Ein Mix aus Souls und Zelda

Spirit of the North 2 strebt danach, mehr zu sein als nur ein klassischer Walking-Simulator und bietet spielerisch eine Vielzahl von Möglichkeiten. Im Vergleich zum ersten Teil kann ich diesmal meinen eigenen Fuchscharakter in einem Editor gestalten. Ein besonderes Plus: Vorwissen ist nicht erforderlich, denn trotz der ähnlichen Thematik handelt es sich bei Teil 2 nicht um eine direkte Fortsetzung.

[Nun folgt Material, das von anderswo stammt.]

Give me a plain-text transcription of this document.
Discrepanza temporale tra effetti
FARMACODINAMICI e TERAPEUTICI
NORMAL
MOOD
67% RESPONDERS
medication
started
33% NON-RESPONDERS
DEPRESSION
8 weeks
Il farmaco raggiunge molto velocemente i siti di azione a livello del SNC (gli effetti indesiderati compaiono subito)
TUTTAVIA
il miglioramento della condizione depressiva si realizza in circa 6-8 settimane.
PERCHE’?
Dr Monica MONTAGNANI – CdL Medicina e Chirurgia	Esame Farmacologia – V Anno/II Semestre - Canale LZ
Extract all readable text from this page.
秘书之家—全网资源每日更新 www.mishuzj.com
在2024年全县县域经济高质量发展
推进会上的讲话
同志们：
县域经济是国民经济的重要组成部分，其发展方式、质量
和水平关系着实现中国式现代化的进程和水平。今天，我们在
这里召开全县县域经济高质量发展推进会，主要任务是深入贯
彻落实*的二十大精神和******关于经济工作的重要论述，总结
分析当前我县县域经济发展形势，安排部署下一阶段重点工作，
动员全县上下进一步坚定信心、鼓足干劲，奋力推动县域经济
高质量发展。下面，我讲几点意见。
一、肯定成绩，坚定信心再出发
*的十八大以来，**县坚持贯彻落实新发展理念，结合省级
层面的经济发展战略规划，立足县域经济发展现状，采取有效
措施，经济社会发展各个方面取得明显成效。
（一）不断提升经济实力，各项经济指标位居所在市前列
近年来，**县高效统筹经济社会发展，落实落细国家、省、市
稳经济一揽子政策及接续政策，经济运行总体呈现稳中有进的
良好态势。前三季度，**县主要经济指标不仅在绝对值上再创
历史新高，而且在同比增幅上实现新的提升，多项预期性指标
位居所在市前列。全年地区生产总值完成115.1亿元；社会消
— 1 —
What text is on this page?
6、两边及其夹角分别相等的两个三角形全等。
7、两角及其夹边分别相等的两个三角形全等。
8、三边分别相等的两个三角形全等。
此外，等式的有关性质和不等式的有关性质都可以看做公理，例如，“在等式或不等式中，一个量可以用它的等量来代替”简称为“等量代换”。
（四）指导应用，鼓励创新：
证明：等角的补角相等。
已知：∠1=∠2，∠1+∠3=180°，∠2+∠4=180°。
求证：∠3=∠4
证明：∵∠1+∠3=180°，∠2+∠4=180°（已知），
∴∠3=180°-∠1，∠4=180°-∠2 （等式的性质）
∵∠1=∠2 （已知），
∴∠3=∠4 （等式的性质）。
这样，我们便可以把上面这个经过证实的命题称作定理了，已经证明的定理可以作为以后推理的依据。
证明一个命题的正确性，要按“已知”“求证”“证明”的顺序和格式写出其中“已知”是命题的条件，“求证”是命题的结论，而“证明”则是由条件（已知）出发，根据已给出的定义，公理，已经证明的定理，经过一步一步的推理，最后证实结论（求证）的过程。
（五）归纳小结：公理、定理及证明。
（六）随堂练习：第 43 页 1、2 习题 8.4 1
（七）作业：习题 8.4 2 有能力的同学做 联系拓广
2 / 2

Das Spiel entlässt die Spieler in eine offene Welt, die diesmal eine Vielzahl an Aktivitäten und Entdeckungen bereithält. Sie durchqueren weite Felder, betätigen verschiedene Mechanismen oder verschieben kleine Statuen, um Türen zu öffnen. Freche Waschbären werden gejagt, Sprungrätsel gemeistert und blaue Kristalle gesammelt, um Obelisken zu aktivieren und die Karte nach und nach freizulegen.

Das Spiel bietet sogar eine Schnellreise-Option und – Überraschung – eine Souls-Mechanik. Auch ohne klassische Kämpfe verlieren die Spieler beim Tod ihre erbeuteten Kristalle, die sie jedoch nach dem Wiederaufleben wieder aufsammeln können. Glücklicherweise verschwinden die Kristalle nicht beim erneuten Ableben.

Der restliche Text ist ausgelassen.